Tolkien Gleanings #222
* New to me, and published without fanfare a few days ago, the new book Cities and Strongholds of Middle-earth: Essays on the Habitations of Tolkien’s Legendarium. 13 essays on the topic. There was a call-for-papers exploring Tolkien’s built places, back in 2019 in Amon Hen #279. Then a series of panels on the topic at a Mythcon a few years ago. Essays in the finished book include, among others: “Re-Enchanting Built Spaces: On Dwarves and Dwarven Places”; “Stone Monuments and Imperfect Cultural and Personal Memories in The Lord of the Rings”; and “The Many Faces of Lake-Town”.
* B&W artwork relating to 1981 BBC Radio adaptation of Tolkien’s The Lord of the Rings. Destined for the BBC’s Radio Times listings magazine, by the look of them.
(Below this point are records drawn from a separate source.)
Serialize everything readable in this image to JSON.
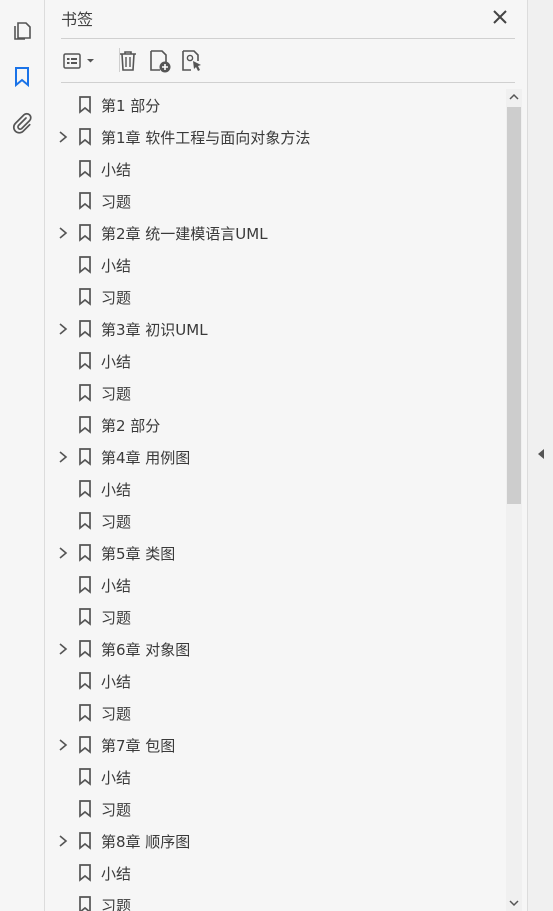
{
  "panel": {
    "title": "书签"
  },
  "rail": {
    "icons": [
      "pages-icon",
      "bookmark-icon",
      "attachment-icon"
    ]
  },
  "toolbar": {
    "buttons": [
      "options-menu-icon",
      "delete-icon",
      "new-bookmark-icon",
      "bookmark-from-selection-icon"
    ]
  },
  "colors": {
    "accent": "#1a73e8",
    "icon": "#555555",
    "text": "#3a3a3a",
    "scroll_thumb": "#cdcdcd"
  },
  "bookmarks": [
    {
      "label": "第1 部分",
      "expandable": false
    },
    {
      "label": "第1章 软件工程与面向对象方法",
      "expandable": true
    },
    {
      "label": "小结",
      "expandable": false
    },
    {
      "label": "习题",
      "expandable": false
    },
    {
      "label": "第2章 统一建模语言UML",
      "expandable": true
    },
    {
      "label": "小结",
      "expandable": false
    },
    {
      "label": "习题",
      "expandable": false
    },
    {
      "label": "第3章 初识UML",
      "expandable": true
    },
    {
      "label": "小结",
      "expandable": false
    },
    {
      "label": "习题",
      "expandable": false
    },
    {
      "label": "第2 部分",
      "expandable": false
    },
    {
      "label": "第4章 用例图",
      "expandable": true
    },
    {
      "label": "小结",
      "expandable": false
    },
    {
      "label": "习题",
      "expandable": false
    },
    {
      "label": "第5章 类图",
      "expandable": true
    },
    {
      "label": "小结",
      "expandable": false
    },
    {
      "label": "习题",
      "expandable": false
    },
    {
      "label": "第6章 对象图",
      "expandable": true
    },
    {
      "label": "小结",
      "expandable": false
    },
    {
      "label": "习题",
      "expandable": false
    },
    {
      "label": "第7章 包图",
      "expandable": true
    },
    {
      "label": "小结",
      "expandable": false
    },
    {
      "label": "习题",
      "expandable": false
    },
    {
      "label": "第8章 顺序图",
      "expandable": true
    },
    {
      "label": "小结",
      "expandable": false
    },
    {
      "label": "习题",
      "expandable": false
    }
  ]
}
* More recently newly at the auctioneers, and still for sale, a long letter under the title “Sherlock Holmes letter from 10th January 1947”. Original and signed by Tolkien.
The letter describes Sherlock Holmes and Mycroft as having “quite a sniff of priggery about these two precious gents” and Conan Doyle as “not himself distinguished as a particularly acute thinker”.
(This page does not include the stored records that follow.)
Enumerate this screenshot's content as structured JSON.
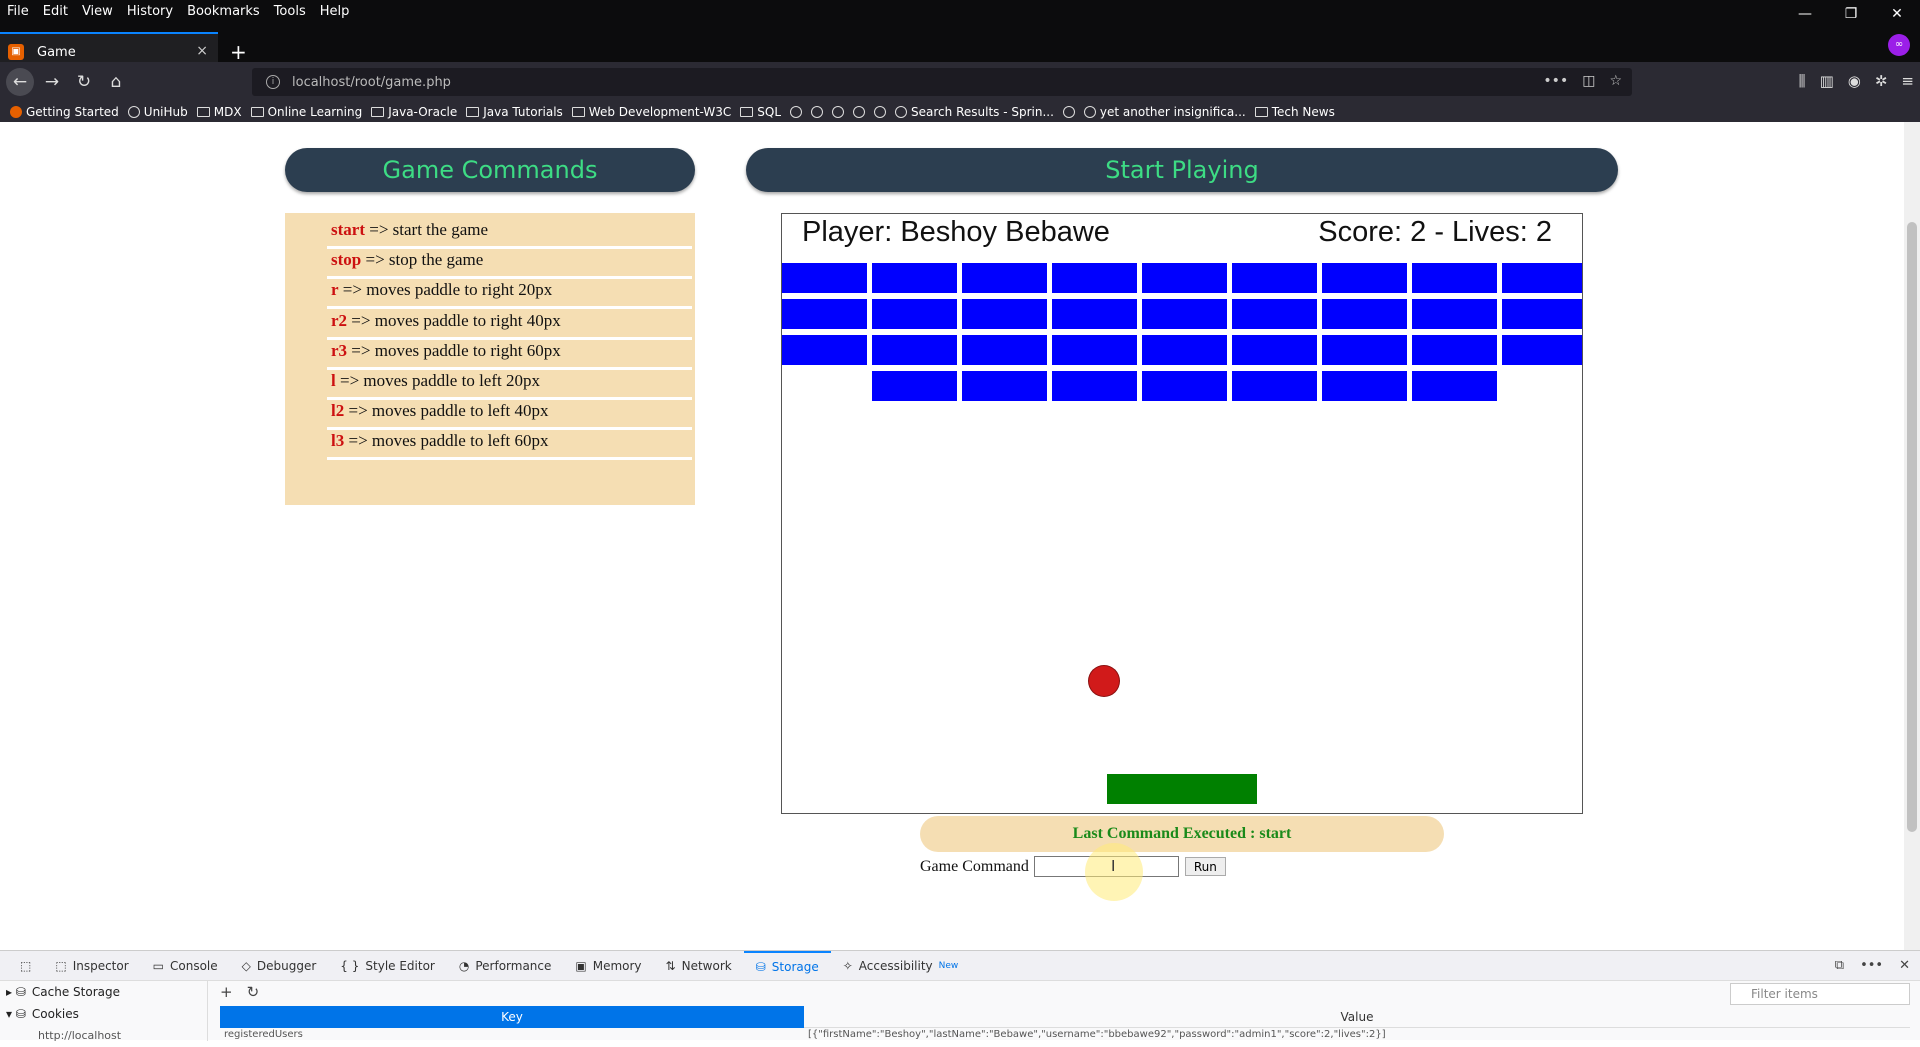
{
  "browser": {
    "menu": [
      "File",
      "Edit",
      "View",
      "History",
      "Bookmarks",
      "Tools",
      "Help"
    ],
    "window_controls": [
      "—",
      "❐",
      "✕"
    ],
    "tab": {
      "title": "Game",
      "close": "×"
    },
    "new_tab": "+",
    "url": "localhost/root/game.php",
    "bookmarks": [
      {
        "label": "Getting Started",
        "icon": "firefox-icon"
      },
      {
        "label": "UniHub",
        "icon": "globe-icon"
      },
      {
        "label": "MDX",
        "icon": "folder-icon"
      },
      {
        "label": "Online Learning",
        "icon": "folder-icon"
      },
      {
        "label": "Java-Oracle",
        "icon": "folder-icon"
      },
      {
        "label": "Java Tutorials",
        "icon": "folder-icon"
      },
      {
        "label": "Web Development-W3C",
        "icon": "folder-icon"
      },
      {
        "label": "SQL",
        "icon": "folder-icon"
      },
      {
        "label": "",
        "icon": "globe-icon"
      },
      {
        "label": "",
        "icon": "globe-icon"
      },
      {
        "label": "",
        "icon": "globe-icon"
      },
      {
        "label": "",
        "icon": "globe-icon"
      },
      {
        "label": "",
        "icon": "globe-icon"
      },
      {
        "label": "Search Results - Sprin...",
        "icon": "globe-icon"
      },
      {
        "label": "",
        "icon": "globe-icon"
      },
      {
        "label": "yet another insignifica...",
        "icon": "globe-icon"
      },
      {
        "label": "Tech News",
        "icon": "folder-icon"
      }
    ]
  },
  "page": {
    "commands_header": "Game Commands",
    "play_header": "Start Playing",
    "commands": [
      {
        "key": "start",
        "desc": " => start the game"
      },
      {
        "key": "stop",
        "desc": " => stop the game"
      },
      {
        "key": "r",
        "desc": " => moves paddle to right 20px"
      },
      {
        "key": "r2",
        "desc": " => moves paddle to right 40px"
      },
      {
        "key": "r3",
        "desc": " => moves paddle to right 60px"
      },
      {
        "key": "l",
        "desc": " => moves paddle to left 20px"
      },
      {
        "key": "l2",
        "desc": " => moves paddle to left 40px"
      },
      {
        "key": "l3",
        "desc": " => moves paddle to left 60px"
      }
    ],
    "game": {
      "player_text": "Player: Beshoy Bebawe",
      "score_text": "Score: 2 - Lives: 2",
      "brick_rows": [
        [
          1,
          1,
          1,
          1,
          1,
          1,
          1,
          1,
          1
        ],
        [
          1,
          1,
          1,
          1,
          1,
          1,
          1,
          1,
          1
        ],
        [
          1,
          1,
          1,
          1,
          1,
          1,
          1,
          1,
          1
        ],
        [
          0,
          1,
          1,
          1,
          1,
          1,
          1,
          1,
          0
        ]
      ],
      "colors": {
        "brick": "#0000ff",
        "ball": "#d11a1a",
        "paddle": "#008000"
      }
    },
    "last_command": "Last Command Executed : start",
    "command_label": "Game Command",
    "command_value": "",
    "run_button": "Run"
  },
  "devtools": {
    "tabs": [
      "Inspector",
      "Console",
      "Debugger",
      "Style Editor",
      "Performance",
      "Memory",
      "Network",
      "Storage",
      "Accessibility"
    ],
    "active_tab": "Storage",
    "new_badge": "New",
    "sidebar": [
      "Cache Storage",
      "Cookies"
    ],
    "sidebar_sub": "http://localhost",
    "filter_placeholder": "Filter items",
    "col_key": "Key",
    "col_value": "Value",
    "row_key": "registeredUsers",
    "row_value": "[{\"firstName\":\"Beshoy\",\"lastName\":\"Bebawe\",\"username\":\"bbebawe92\",\"password\":\"admin1\",\"score\":2,\"lives\":2}]"
  }
}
The “gents” concerned might instead be Holmes and his creator Doyle, it’s left a little ambiguous. But on balance I think the letter-owner’s description is probably right. Doyle had died in 1930, and he had long been deeply deluded by spiritualist charlatanry. Thus I doubt any Sherlockians will quibble with Tolkien’s other assessment. But evidently Tolkien in 1947 was familiar enough with the Holmes tales to feel able to make his judgements. Did he perhaps re-read Holmes to pass the long nights of fire-watching duty during the Second World War? Just my guess.
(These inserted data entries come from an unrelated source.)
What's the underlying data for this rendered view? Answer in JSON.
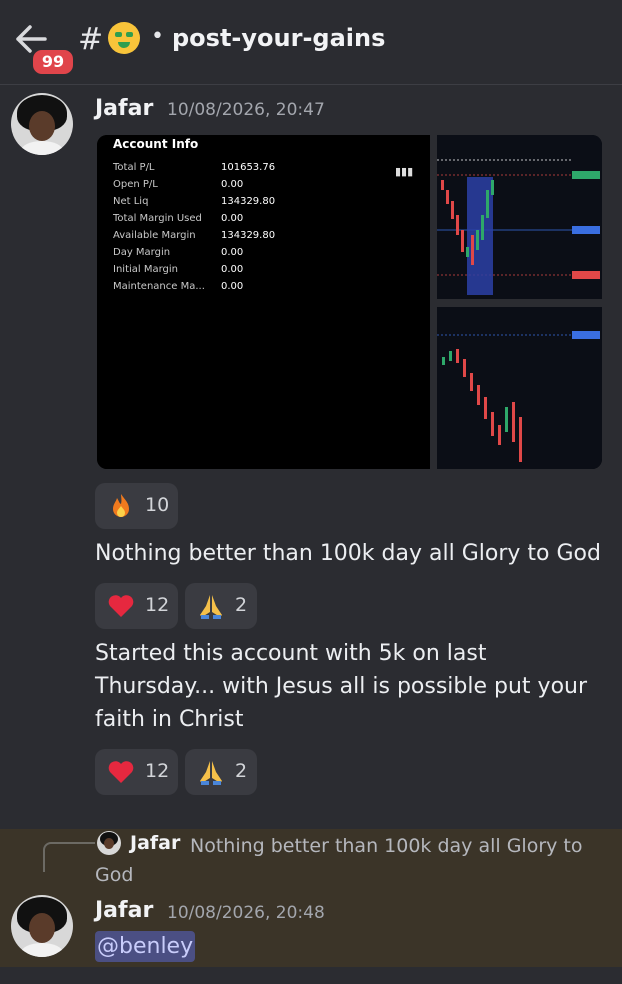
{
  "header": {
    "badge_count": "99",
    "hash": "#",
    "separator": "•",
    "channel_name": "post-your-gains",
    "channel_emoji": "money-mouth-face-icon"
  },
  "message1": {
    "author": "Jafar",
    "timestamp": "10/08/2026, 20:47",
    "account_info": {
      "title": "Account Info",
      "rows": [
        {
          "label": "Total P/L",
          "value": "101653.76"
        },
        {
          "label": "Open P/L",
          "value": "0.00"
        },
        {
          "label": "Net Liq",
          "value": "134329.80"
        },
        {
          "label": "Total Margin Used",
          "value": "0.00"
        },
        {
          "label": "Available Margin",
          "value": "134329.80"
        },
        {
          "label": "Day Margin",
          "value": "0.00"
        },
        {
          "label": "Initial Margin",
          "value": "0.00"
        },
        {
          "label": "Maintenance Ma...",
          "value": "0.00"
        }
      ]
    },
    "reactions": [
      {
        "icon": "fire-icon",
        "count": "10"
      }
    ]
  },
  "message2": {
    "text": "Nothing better than 100k day all Glory to God",
    "reactions": [
      {
        "icon": "heart-icon",
        "count": "12"
      },
      {
        "icon": "praying-hands-icon",
        "count": "2"
      }
    ]
  },
  "message3": {
    "lines": [
      "Started this account with 5k on last",
      "Thursday... with Jesus all is possible put your",
      "faith in Christ"
    ],
    "reactions": [
      {
        "icon": "heart-icon",
        "count": "12"
      },
      {
        "icon": "praying-hands-icon",
        "count": "2"
      }
    ]
  },
  "reply": {
    "quoted_author": "Jafar",
    "quoted_text": "Nothing better than 100k day all Glory to God",
    "author": "Jafar",
    "timestamp": "10/08/2026, 20:48",
    "mention": "@benley"
  },
  "colors": {
    "background": "#2b2c31",
    "reply_highlight": "#3b3428",
    "badge": "#e0454b",
    "mention_bg": "#4b4f83"
  }
}
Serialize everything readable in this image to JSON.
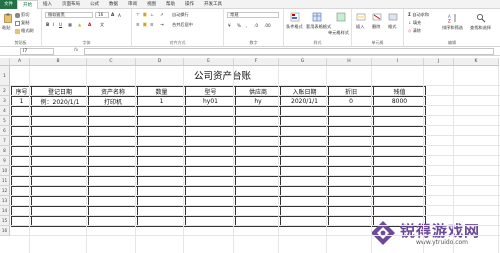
{
  "tabs": [
    "文件",
    "开始",
    "插入",
    "页面布局",
    "公式",
    "数据",
    "审阅",
    "视图",
    "帮助",
    "操作",
    "开发工具"
  ],
  "active_tab": "开始",
  "ribbon": {
    "clipboard": {
      "paste": "粘贴",
      "cut": "剪切",
      "copy": "复制",
      "format_painter": "格式刷",
      "label": "剪贴板"
    },
    "font": {
      "name": "微软雅黑",
      "size": "16",
      "label": "字体"
    },
    "alignment": {
      "wrap": "自动换行",
      "merge": "合并后居中",
      "label": "对齐方式"
    },
    "number": {
      "format": "常规",
      "label": "数字"
    },
    "styles": {
      "conditional": "条件格式",
      "table": "套用表格格式",
      "cell_styles": "单元格样式",
      "label": "样式"
    },
    "cells": {
      "insert": "插入",
      "delete": "删除",
      "format": "格式",
      "label": "单元格"
    },
    "editing": {
      "autosum": "自动求和",
      "fill": "填充",
      "clear": "清除",
      "sort": "排序和筛选",
      "find": "查找和选择",
      "label": "编辑"
    }
  },
  "formula_bar": {
    "name_box": "I7",
    "fx": "fx",
    "value": ""
  },
  "grid": {
    "columns": [
      "A",
      "B",
      "C",
      "D",
      "E",
      "F",
      "G",
      "H",
      "I",
      "J",
      "K"
    ],
    "rows": [
      "1",
      "2",
      "3",
      "4",
      "5",
      "6",
      "7",
      "8",
      "9",
      "10",
      "11",
      "12",
      "13",
      "14",
      "15",
      "16"
    ]
  },
  "sheet": {
    "title": "公司资产台账",
    "headers": [
      "序号",
      "登记日期",
      "资产名称",
      "数量",
      "型号",
      "供应商",
      "入账日期",
      "折旧",
      "残值"
    ],
    "rows": [
      [
        "1",
        "例：2020/1/1",
        "打印机",
        "1",
        "hy01",
        "hy",
        "2020/1/1",
        "0",
        "8000"
      ]
    ],
    "empty_rows": 12
  },
  "watermark": {
    "name": "锐得游戏网",
    "url": "www.ytruido.com"
  },
  "colors": {
    "excel_green": "#217346",
    "watermark_purple": "#6b4b97"
  }
}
Update: the letter sold for £20,000.
* New in the Sage journal IDS, the article “J.R.R. Tolkien’s Legendarium as Heterodox Palaeoscience” ($ paywall)…
“… the influence of a range of palaeoscience topics on Tolkien – some of which were outside the mainstream of his time before becoming accepted – are [not] well known. This article synthesises research into the conception of Tolkien’s usage of heterodox palaeoscience in his works, [in order to then] explore the reception of those themes in his fiction.”
* Tolkien scholar David Robbie is launching his new book Great Haywood, Past and Present, People and Places, at Rugeley Public Library on 9th September 2024. “Pre-booking not required. A short talk, followed by Q&A and discussion”. The village of Great Haywood, in mid Staffordshire, was well known to the young Tolkien during the First World War. The talk is part of the nation’s annual Heritage Open Days at various venues, which will take place in early September.
* From the Italian Tolkien scholars, a new article in Italian on “Tolkien in Bulgaria”, this being a profile of Lyubomir Nikolov who translated The Lord of the Rings. This follows this week’s news from Radio Bulgaria that “Bulgarian writer Lyubomir Nikolov has passed away at 74”.
* And finally, The Lord of the Rings is 70 years old tomorrow. Imagine popping down to the local bookshop, on what the untampered original weather records show was a dry and pleasantly cool summer day, at the end of July 1954. A Thursday appropriately enough (the day being named after the thunder-god Thor, as you’ll recall). Then strolling home with a crisp newly-printed Fellowship hardback neatly wrapped in brown paper.